I too tried using Dreamweaver CS2 several times to manage my past GOLive sites due to some serious crashes that keep happening with Golive 8.01
Dreamweaver is simply clumsy. It's interface does not display my website properly so I literally do not get a WYSIWYG experience when working with my website in Dreamweaver.
I admit I have not tried the latest versions of Dreamweaver because I refuse to upgrade to something I never wanted in the first place. And I refuse to keep supporting a company that has lost it's way and stopped supporting it's past products and customers.
Now if Dreamweaver could start integrating the tools and abilities of GOLive and make it more like a real ADOBE product that would be great. If it worked like GOLive I'd whole heartedly would support it. I'd have bought CS4 by now but am waiting to see what they will do for GO Live aficionados like ourselves that know what a powerful website development program can really do.
The Inspector pallet is one of the most powerful tools in GOLive and really made a difference for editing a website. The broken links tool was also a powerful ally when dealing with large websites. With real PHP, CSS and dynamic content auto writting capabilities GOlive would have become the end all be all of website design software.

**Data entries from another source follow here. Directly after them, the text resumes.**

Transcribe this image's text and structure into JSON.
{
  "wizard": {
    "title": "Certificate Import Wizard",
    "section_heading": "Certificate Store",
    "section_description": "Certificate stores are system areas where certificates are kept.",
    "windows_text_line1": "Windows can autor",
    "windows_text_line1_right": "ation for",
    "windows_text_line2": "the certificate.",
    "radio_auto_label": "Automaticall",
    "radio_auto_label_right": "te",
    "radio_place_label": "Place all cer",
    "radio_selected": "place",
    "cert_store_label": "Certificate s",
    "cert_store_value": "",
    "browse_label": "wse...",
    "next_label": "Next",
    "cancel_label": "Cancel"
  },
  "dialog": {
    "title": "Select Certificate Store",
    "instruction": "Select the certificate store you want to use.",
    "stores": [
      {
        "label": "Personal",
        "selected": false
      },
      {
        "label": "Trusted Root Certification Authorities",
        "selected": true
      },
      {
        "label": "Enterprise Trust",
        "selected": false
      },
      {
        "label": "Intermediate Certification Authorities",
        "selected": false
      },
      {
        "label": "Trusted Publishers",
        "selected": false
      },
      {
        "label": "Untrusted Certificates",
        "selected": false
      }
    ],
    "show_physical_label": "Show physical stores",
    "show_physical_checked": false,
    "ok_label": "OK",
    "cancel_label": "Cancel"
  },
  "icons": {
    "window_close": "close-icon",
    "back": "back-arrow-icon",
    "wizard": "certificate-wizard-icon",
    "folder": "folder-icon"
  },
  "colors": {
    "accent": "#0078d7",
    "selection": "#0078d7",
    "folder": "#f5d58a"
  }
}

I think Adobe went with Dreamweaver because more people had already previously owned Dreamweaver so they chose the more popular product. But as we all know sometimes the more popular choice isn't the right choice. They didn't drop Photoshop just because they acquired Firworks, so why drop GOLive rather than fix it and make it better?
The only problem I had with GoLive was the headaches from constant crashes when editing some of my larger websites. They could have fixed it and eventually it would have become the new standard for website design software, instead now we have a substandard. Oh well...
DJ Emir
If your only reference is DWCS2, look again. The adobefication of DW is only starting in CS4 and could not have started earlier. Admittedly there are a lot of things still missing in DW that GLCS2 had (do not compare with GL9 as that is a completely different thing). What makes me not wanting to migrate to DW today is the lack of a site-manager GoLive-style (you really do not get the same overview of a site in SW as in GL) and that MenuMachine can still not be used with DW. Apart from that the differences are not all that big (except for the terminology which makes you stumble and have difficulties finding what you are looking for).